Su questa problematica squisitamente esistenziale, Valeria La Bua ha costruito un testo profondamente sofferto, dove gli echi autobiografici si stemperano in spunti comici, in malcelate invettive contro il perbenismo familiare e sociale, offrendo al pubblico un testo che pone molte più domande di quelle espresse dalla rabbia e dalla disperazione della protagonista. La mise en espace di Marta Cirello è riuscita con pochi elementi di grande suggestione, a metà tra l'onirico e il grottesco, a esplicitare le possibilità sceniche insite nel testo, con un occhio alla didatticità brechtiana che spezzava continuamente la mimesis con gli attori che cambiavano abiti in scena, con la scarna attrezzeria dotata di camaleontica funzionalità, con espedienti fonici inquietanti e comici allo stesso tempo (la maschera bicefala dei genitori di Sara, vero mostro parlante carico di angosciosa pervasività), ma soprattutto col magistrale disegno luci di Gaetano La Mela, i cui tagli netti e impietosi hanno immerso il pubblico in un'atmosfera surreale che sottolineava ostensivamente la simbolicità di quel che accadeva sul palcoscenico.
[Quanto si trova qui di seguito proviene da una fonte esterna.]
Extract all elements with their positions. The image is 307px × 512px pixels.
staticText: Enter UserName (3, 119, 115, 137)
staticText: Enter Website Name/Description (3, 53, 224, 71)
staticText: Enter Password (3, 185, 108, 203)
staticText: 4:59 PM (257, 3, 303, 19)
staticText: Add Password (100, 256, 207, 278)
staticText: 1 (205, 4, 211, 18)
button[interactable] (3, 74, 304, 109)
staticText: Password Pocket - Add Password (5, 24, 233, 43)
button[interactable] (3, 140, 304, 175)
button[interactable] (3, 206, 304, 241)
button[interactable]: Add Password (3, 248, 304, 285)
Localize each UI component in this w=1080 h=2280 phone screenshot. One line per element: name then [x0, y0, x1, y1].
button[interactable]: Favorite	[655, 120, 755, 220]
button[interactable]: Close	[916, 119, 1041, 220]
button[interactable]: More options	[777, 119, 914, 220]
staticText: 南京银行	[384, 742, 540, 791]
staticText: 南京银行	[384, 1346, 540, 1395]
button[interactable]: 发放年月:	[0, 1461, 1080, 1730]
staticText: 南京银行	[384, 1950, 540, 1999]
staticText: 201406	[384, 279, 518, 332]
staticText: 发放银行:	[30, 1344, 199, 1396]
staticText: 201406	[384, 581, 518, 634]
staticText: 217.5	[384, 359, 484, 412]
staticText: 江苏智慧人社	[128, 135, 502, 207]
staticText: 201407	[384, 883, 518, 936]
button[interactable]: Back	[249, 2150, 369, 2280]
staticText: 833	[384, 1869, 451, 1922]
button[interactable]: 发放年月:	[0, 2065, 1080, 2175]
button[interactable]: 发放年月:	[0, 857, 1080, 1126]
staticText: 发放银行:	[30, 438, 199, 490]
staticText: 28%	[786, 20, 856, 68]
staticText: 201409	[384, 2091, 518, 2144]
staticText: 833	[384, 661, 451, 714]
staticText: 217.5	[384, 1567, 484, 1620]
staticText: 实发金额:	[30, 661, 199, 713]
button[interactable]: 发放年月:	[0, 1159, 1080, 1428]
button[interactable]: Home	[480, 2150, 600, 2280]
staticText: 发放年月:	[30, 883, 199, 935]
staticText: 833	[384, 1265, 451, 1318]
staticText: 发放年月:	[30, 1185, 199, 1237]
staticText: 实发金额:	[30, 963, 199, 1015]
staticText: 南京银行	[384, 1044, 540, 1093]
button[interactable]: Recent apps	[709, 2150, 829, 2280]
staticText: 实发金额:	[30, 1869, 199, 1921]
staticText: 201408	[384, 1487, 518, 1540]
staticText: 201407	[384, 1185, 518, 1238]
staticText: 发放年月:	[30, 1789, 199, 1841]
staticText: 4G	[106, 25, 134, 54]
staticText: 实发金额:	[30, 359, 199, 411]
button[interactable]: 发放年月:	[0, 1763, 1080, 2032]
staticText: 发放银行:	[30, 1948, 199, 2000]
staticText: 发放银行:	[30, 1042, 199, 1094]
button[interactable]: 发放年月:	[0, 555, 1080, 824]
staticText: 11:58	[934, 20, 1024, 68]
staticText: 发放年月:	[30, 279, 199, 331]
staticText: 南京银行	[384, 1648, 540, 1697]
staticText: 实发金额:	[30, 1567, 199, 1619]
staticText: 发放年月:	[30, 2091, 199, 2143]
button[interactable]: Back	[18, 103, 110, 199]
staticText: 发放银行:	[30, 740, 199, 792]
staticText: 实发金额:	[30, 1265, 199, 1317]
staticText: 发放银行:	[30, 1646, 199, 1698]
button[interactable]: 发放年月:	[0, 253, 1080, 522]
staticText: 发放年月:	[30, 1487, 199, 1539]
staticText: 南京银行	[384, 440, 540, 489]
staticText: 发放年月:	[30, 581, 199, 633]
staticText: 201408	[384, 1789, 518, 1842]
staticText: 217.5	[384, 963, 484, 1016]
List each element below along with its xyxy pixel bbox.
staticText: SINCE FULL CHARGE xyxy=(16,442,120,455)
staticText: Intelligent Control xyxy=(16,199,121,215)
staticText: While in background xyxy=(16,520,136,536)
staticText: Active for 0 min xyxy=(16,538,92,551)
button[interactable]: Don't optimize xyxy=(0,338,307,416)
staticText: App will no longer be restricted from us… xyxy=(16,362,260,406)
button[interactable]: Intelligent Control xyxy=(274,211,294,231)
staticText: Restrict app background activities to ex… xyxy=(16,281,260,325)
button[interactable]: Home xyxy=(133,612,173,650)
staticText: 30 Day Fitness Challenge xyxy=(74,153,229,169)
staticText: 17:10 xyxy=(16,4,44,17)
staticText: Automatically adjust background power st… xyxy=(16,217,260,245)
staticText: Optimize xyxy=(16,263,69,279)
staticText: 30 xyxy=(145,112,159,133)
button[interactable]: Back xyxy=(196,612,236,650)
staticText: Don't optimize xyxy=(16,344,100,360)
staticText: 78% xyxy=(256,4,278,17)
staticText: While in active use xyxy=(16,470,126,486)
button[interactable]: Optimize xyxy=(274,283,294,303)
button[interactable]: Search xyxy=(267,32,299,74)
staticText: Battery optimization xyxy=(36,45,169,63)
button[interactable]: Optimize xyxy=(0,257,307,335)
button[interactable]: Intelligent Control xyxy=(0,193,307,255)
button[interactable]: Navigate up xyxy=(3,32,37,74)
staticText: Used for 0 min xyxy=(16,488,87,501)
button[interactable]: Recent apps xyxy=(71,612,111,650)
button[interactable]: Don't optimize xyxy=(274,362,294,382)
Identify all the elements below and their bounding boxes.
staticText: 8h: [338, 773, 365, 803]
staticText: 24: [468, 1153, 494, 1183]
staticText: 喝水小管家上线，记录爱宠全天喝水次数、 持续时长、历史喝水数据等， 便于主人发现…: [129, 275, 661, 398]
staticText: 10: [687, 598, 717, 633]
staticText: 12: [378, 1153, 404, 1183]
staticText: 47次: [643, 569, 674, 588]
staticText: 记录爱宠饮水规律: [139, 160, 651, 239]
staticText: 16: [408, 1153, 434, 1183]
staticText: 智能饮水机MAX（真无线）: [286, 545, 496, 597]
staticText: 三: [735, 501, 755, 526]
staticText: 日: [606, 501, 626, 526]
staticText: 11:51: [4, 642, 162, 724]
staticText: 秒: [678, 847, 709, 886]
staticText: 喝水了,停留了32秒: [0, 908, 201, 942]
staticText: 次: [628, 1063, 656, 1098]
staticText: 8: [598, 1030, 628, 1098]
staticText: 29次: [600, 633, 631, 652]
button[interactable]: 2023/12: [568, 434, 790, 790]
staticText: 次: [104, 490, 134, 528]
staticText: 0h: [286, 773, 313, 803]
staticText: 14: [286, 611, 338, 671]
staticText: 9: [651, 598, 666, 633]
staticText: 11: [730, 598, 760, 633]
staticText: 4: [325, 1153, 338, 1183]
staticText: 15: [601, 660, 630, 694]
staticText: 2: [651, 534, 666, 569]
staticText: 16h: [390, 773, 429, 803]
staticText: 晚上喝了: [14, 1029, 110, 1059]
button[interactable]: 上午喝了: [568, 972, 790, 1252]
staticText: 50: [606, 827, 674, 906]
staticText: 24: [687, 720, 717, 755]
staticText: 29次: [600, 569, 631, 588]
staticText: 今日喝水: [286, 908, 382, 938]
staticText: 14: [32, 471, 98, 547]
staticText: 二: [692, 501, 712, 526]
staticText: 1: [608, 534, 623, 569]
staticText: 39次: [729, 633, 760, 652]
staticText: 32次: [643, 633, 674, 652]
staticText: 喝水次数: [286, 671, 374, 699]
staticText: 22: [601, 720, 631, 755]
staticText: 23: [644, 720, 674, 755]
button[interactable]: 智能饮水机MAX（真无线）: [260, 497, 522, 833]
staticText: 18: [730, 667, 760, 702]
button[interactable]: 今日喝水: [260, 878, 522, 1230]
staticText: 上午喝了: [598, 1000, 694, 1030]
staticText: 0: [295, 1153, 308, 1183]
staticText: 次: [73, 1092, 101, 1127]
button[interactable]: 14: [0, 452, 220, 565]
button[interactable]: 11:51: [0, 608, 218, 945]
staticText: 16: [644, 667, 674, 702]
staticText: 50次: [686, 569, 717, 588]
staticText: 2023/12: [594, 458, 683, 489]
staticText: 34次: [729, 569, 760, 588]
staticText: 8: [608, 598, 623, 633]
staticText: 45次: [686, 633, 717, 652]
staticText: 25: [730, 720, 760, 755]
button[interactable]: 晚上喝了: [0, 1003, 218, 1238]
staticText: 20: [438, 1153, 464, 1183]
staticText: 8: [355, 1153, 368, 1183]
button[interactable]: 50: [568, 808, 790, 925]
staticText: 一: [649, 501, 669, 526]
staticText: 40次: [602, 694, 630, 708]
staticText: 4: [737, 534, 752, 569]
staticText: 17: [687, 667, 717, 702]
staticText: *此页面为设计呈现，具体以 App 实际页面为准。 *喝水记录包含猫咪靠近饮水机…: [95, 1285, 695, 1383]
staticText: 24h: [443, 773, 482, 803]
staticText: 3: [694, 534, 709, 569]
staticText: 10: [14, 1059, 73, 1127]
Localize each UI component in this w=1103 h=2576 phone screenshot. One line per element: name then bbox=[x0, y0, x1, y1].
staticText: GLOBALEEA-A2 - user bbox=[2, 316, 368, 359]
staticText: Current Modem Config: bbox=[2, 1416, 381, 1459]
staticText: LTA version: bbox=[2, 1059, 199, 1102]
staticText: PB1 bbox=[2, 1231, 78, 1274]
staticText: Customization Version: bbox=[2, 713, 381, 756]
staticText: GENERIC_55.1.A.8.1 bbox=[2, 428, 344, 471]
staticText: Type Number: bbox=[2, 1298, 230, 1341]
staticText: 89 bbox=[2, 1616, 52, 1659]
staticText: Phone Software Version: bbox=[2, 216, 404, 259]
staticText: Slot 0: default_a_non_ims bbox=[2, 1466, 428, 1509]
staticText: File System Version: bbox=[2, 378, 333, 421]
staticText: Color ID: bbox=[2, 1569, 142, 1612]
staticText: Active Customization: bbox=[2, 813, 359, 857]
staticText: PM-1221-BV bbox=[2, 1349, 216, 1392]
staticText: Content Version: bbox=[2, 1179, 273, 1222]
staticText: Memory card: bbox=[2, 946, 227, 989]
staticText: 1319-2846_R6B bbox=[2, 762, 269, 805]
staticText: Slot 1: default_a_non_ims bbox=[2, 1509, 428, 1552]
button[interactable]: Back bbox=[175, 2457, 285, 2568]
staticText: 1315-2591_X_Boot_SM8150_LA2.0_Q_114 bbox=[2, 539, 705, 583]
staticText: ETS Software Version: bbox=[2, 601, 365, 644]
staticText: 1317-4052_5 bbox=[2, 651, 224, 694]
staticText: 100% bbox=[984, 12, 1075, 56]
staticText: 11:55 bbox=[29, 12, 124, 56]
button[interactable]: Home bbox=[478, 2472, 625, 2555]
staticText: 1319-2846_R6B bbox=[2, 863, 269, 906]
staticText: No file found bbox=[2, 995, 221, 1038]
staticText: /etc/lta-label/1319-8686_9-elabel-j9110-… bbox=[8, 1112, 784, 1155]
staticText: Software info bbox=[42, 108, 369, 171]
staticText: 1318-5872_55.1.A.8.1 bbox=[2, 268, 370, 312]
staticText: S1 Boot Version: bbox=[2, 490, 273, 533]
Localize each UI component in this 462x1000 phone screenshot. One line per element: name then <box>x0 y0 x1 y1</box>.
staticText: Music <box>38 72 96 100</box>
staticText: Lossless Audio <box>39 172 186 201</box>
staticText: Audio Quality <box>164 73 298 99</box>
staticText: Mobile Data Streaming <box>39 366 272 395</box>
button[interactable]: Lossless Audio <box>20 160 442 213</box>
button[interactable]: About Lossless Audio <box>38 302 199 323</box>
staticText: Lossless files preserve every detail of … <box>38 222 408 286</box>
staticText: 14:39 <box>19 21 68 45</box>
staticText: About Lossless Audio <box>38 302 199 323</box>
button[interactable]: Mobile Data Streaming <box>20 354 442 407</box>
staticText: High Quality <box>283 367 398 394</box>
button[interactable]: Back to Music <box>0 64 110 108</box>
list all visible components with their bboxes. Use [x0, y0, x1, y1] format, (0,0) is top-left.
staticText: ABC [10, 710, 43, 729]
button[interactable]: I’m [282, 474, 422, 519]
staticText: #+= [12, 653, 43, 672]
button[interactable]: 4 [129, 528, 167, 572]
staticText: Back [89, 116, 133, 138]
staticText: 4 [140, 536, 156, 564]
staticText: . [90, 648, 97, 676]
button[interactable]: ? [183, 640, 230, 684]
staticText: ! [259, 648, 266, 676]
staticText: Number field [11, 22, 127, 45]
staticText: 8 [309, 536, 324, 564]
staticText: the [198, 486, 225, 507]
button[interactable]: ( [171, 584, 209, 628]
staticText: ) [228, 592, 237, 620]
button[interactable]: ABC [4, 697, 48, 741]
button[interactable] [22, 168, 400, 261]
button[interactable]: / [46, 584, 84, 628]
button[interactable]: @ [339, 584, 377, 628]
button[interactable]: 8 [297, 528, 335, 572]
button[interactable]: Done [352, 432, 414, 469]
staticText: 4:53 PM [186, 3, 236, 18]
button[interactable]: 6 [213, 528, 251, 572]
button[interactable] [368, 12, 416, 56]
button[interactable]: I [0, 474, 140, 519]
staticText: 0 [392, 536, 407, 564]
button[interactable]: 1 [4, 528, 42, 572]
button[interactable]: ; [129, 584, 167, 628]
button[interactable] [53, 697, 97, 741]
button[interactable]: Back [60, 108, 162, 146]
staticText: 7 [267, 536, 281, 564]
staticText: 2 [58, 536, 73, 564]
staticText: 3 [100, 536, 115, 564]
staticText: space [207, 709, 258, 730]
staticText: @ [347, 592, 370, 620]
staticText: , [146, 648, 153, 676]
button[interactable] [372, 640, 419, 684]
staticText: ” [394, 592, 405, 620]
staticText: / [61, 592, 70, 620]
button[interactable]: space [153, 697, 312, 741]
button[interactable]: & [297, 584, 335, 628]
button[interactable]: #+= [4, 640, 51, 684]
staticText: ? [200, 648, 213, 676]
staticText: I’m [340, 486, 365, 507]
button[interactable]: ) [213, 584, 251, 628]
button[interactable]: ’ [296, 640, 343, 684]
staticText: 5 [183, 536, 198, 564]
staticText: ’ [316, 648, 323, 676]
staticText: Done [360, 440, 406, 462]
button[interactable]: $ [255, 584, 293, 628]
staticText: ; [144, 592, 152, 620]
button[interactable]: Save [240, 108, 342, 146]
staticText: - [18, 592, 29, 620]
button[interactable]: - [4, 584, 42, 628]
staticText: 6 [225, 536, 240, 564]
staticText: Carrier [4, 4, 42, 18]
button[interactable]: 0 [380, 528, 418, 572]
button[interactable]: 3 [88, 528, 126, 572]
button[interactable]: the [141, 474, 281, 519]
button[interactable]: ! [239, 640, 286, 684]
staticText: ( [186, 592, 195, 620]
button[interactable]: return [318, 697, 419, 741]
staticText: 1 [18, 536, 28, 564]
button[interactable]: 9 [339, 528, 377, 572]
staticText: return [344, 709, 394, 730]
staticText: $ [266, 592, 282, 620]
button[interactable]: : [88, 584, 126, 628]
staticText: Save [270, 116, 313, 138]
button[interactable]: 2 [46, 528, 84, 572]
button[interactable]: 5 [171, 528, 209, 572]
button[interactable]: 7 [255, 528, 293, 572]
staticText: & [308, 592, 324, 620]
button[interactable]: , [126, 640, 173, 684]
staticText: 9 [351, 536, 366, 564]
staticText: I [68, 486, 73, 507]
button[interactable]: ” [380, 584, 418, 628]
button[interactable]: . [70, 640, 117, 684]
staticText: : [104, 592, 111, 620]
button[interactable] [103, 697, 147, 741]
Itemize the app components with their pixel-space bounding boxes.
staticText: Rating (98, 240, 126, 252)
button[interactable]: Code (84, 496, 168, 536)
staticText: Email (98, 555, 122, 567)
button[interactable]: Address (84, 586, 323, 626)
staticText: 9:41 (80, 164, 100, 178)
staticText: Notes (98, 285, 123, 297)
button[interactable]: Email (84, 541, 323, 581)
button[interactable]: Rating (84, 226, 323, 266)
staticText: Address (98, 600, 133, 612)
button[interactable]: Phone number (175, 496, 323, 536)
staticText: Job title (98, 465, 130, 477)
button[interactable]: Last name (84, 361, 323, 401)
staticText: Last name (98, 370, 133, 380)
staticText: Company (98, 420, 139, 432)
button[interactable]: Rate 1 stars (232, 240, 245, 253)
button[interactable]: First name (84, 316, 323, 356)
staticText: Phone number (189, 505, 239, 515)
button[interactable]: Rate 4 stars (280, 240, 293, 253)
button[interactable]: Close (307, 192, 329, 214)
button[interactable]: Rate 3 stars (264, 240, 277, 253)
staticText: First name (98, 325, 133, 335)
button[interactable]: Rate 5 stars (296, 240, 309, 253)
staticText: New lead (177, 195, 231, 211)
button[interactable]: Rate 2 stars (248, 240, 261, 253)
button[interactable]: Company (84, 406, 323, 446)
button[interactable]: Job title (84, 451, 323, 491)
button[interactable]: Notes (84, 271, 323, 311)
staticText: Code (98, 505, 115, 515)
Maddalena Serratore, cui era stato affidato il personaggio di Sara, ha reso con estremo pathos il dramma della giovane danzatrice ostinata oltre i limiti umani, che spera, soffre e si dilania nell'attesa di poter finalmente giungere all'audizione che potrebbe segnare il punto di svolta della sua vita, tormentata da un fidanzato troppo concreto (o forse troppo umano) per comprenderla, e da due genitori dotati solo di un folle e criminale egoismo: dotata di ottima espressività corporea e di buona dizione, ha dato vita a un'interpretazione coinvolgente e coinvolta fino al monologo finale, vera esplosione di protesta cosmica troppo rattenuta, dove il controllo attoriale ha ceduto a un fiume di pathos dilagante.
Valerio Santi, impegnato in una serie di ruoli quanto mai difformi tra loro, che spaziavano dal fidanzato belloccio e concreto alla suora bonacciona dalla fede naïf, passando per l'infermiere indifferente al medico mezzo incosciente e abbrutito dal suo mestiere, ha dato prova di una estrema versatilità ma anche di un totale controllo dei suoi mezzi di espressione, sia corporei che fonici, con una mimica polimorfa che riusciva a trasformarlo completamente nel passaggio da un personaggio all'altro, rendendoli tutti credibili e naturali, cosa che ha senz'altro contribuito in misura notevole alla riuscita dello spettacolo.
Repliche fino a domenica 20 ottobre.